Barry is the only regular member of Fabio Capello's starting XI to have featured in both friendlies against the reigning European champions and the five-time World Cup winners in the past 14 months.
England suffered defeats on both occasions, going down 2-0 to Spain in Seville in February 2009 before suffering a 1-0 loss to Brazil in Qatar last November, albeit with much-changed teams on show on both occasions.
Manchester City midfielder Barry admitted he was taken aback by Spain's quality, while Brazil's style of play also came as something of a surprise.
"The two friendlies were very different, apart from the fact we didn't have our strongest teams out in either of them," Barry told the Daily Express.
"I was shocked at Spain, shocked at how well they pass the ball and the level they really are at.
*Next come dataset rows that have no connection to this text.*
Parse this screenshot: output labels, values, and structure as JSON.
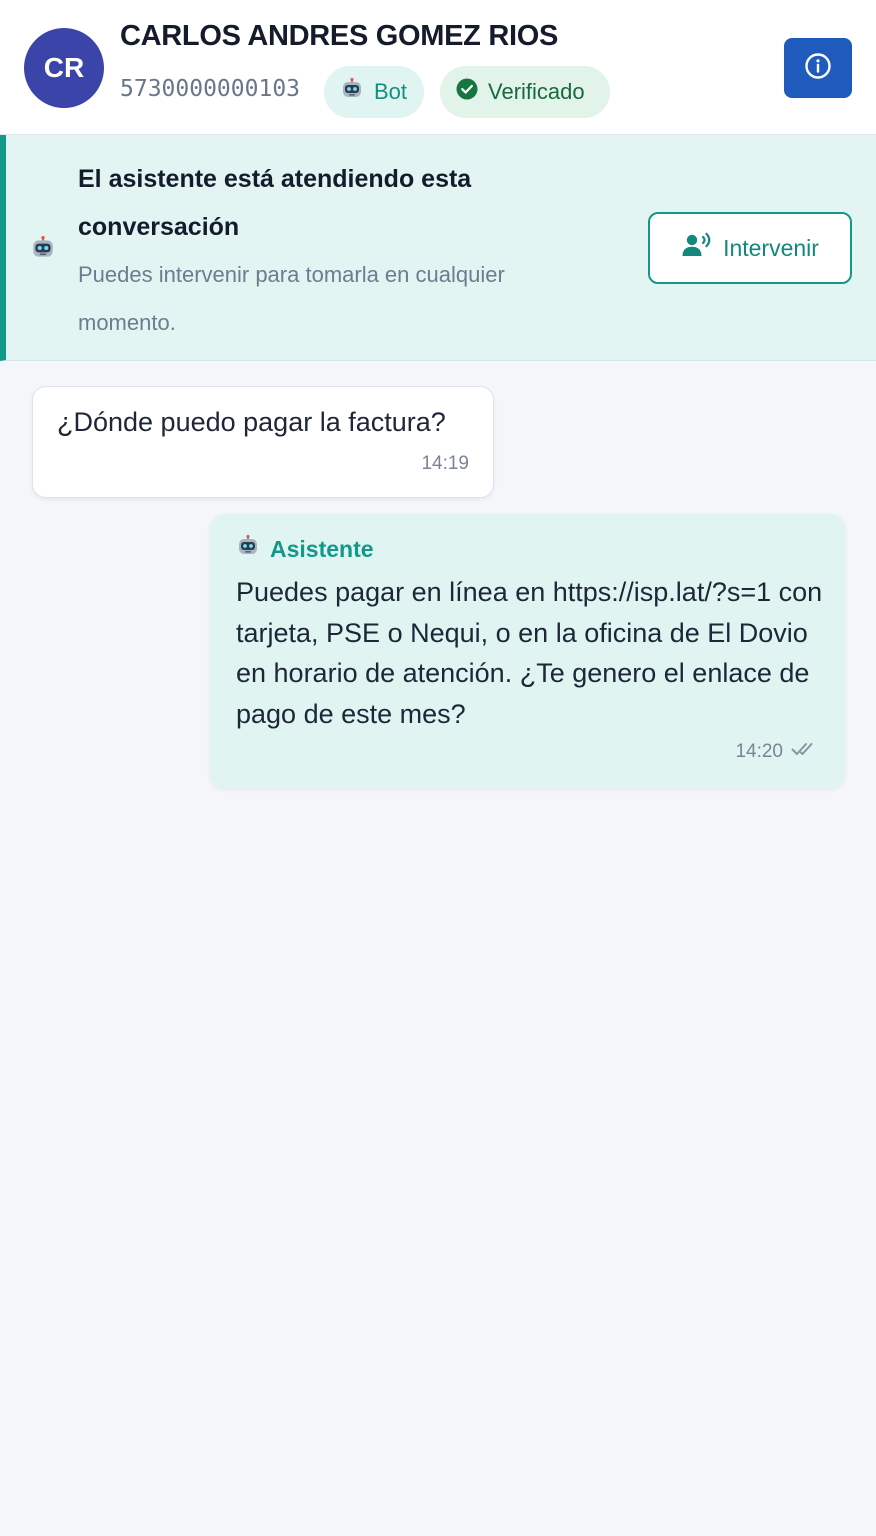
{
  "header": {
    "avatar_initials": "CR",
    "contact_name": "CARLOS ANDRES GOMEZ RIOS",
    "phone": "5730000000103",
    "badges": [
      {
        "label": "Bot",
        "icon": "robot-icon"
      },
      {
        "label": "Verificado",
        "icon": "check-circle-icon"
      }
    ],
    "info_icon": "info-icon"
  },
  "banner": {
    "icon": "robot-icon",
    "title": "El asistente está atendiendo esta conversación",
    "subtitle": "Puedes intervenir para tomarla en cualquier momento.",
    "button_label": "Intervenir",
    "button_icon": "user-voice-icon"
  },
  "messages": [
    {
      "direction": "incoming",
      "text": "¿Dónde puedo pagar la factura?",
      "time": "14:19"
    },
    {
      "direction": "outgoing",
      "sender": "Asistente",
      "sender_icon": "robot-icon",
      "text": "Puedes pagar en línea en https://isp.lat/?s=1 con tarjeta, PSE o Nequi, o en la oficina de El Dovio en horario de atención. ¿Te genero el enlace de pago de este mes?",
      "time": "14:20",
      "status_icon": "double-check-icon"
    }
  ],
  "colors": {
    "accent": "#14988a",
    "primary_button": "#1f5bbd",
    "avatar": "#3b44a8",
    "banner_bg": "#e2f5f3",
    "outgoing_bubble": "#e0f5f2"
  }
}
If we are to beat teams like that we have to be on top of our game.
"When you talk about Brazil, you generally talk about their flair and attacking ability, but playing in the game I was thinking the complete opposite - how solid they were at the back and even in midfield.
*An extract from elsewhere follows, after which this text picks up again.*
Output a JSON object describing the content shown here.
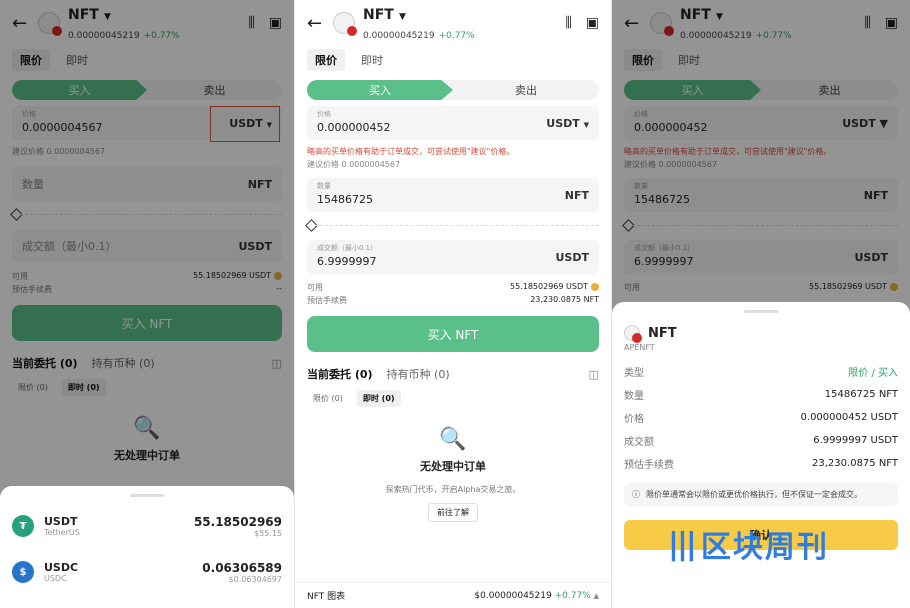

"I was expecting wave after wave of attacks, but we had our share of the ball and just struggled to break them down, which was a bit of a surprise.
"You can see why they're spoken about as two of the favourites to win the World Cup. On our day, we are not far behind and if we can field our best team against them then both are beatable."
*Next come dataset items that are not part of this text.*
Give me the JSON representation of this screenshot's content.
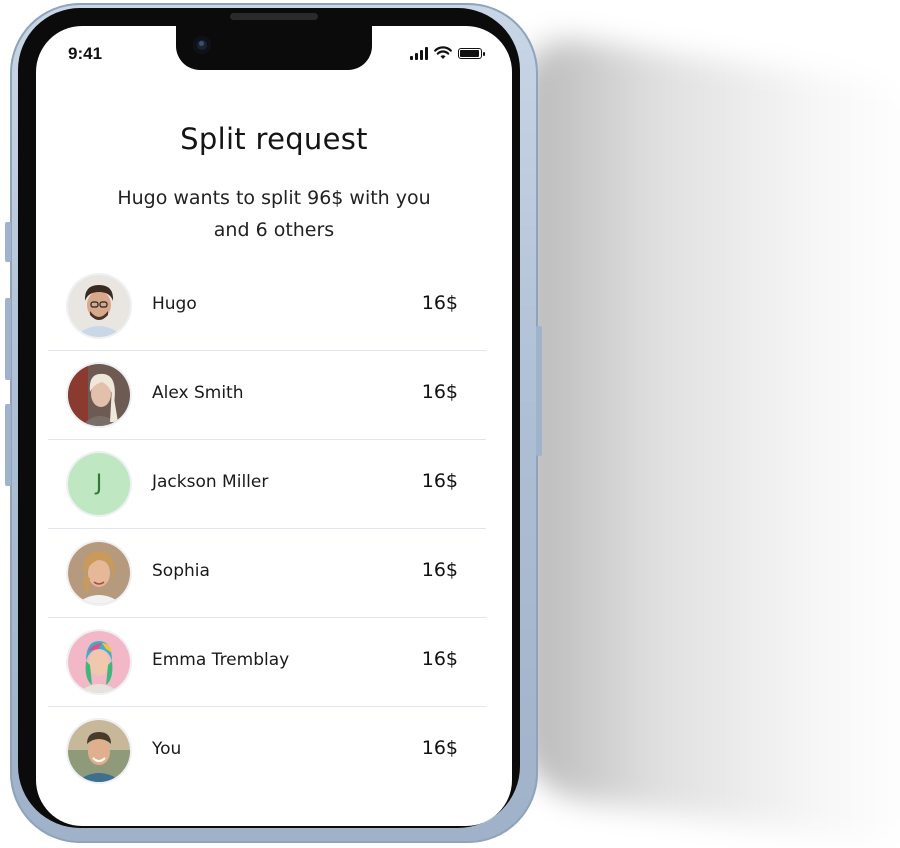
{
  "status_bar": {
    "time": "9:41",
    "icons": [
      "signal-icon",
      "wifi-icon",
      "battery-icon"
    ]
  },
  "screen": {
    "title": "Split request",
    "subtitle_line1": "Hugo wants to split 96$ with you",
    "subtitle_line2": "and 6 others"
  },
  "participants": [
    {
      "name": "Hugo",
      "amount": "16$",
      "avatar": "photo"
    },
    {
      "name": "Alex Smith",
      "amount": "16$",
      "avatar": "photo"
    },
    {
      "name": "Jackson Miller",
      "amount": "16$",
      "avatar": "initial",
      "initial": "J",
      "avatar_color": "#bfe8c2"
    },
    {
      "name": "Sophia",
      "amount": "16$",
      "avatar": "photo"
    },
    {
      "name": "Emma Tremblay",
      "amount": "16$",
      "avatar": "photo"
    },
    {
      "name": "You",
      "amount": "16$",
      "avatar": "photo"
    }
  ],
  "colors": {
    "frame": "#aebfd4",
    "divider": "#e2e4ee",
    "initial_avatar_bg": "#bfe8c2",
    "initial_avatar_text": "#2f7a3a"
  }
}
The World Cup will not be Barry's first experience of a major international tournament, as he was selected as part of Kevin Keegan's squad for the ill-fated Euro 2000 tournament.
And he hopes that he and his room-mate of a decade ago, Liverpool skipper and fellow midfielder Steven Gerrard, will enjoy a more productive time on the field this summer.
"That tournament was really a bit of a blur for me," Barry added. "I had just finished my first season at Aston Villa and all of a sudden I made my debut for England and got selected to go to a major championship.
"I didn't take part in any of the games, but the experience of being there helped me so much. There were big characters in the dressing room - the likes of Alan Shearer, Tony Adams and Paul Ince.
"To spend three to four weeks living with them and training with them, it certainly prepares you for what you are going to experience later in your career.
"By being in a dressing room with someone like Adams, you got an insight into what playing for England means. You could see the passion and how desperate they all were to do well. That is something that you keep with you.
"I was just a young kid and so was Steven Gerrard. Our rooms were next to each other and we had a joint living room.
"It was a 24-7 relationship between us. He got homesick a bit because it was probably the first time he had been away from his family, whereas I'd left mine at 16. By the end, we were like a married couple!"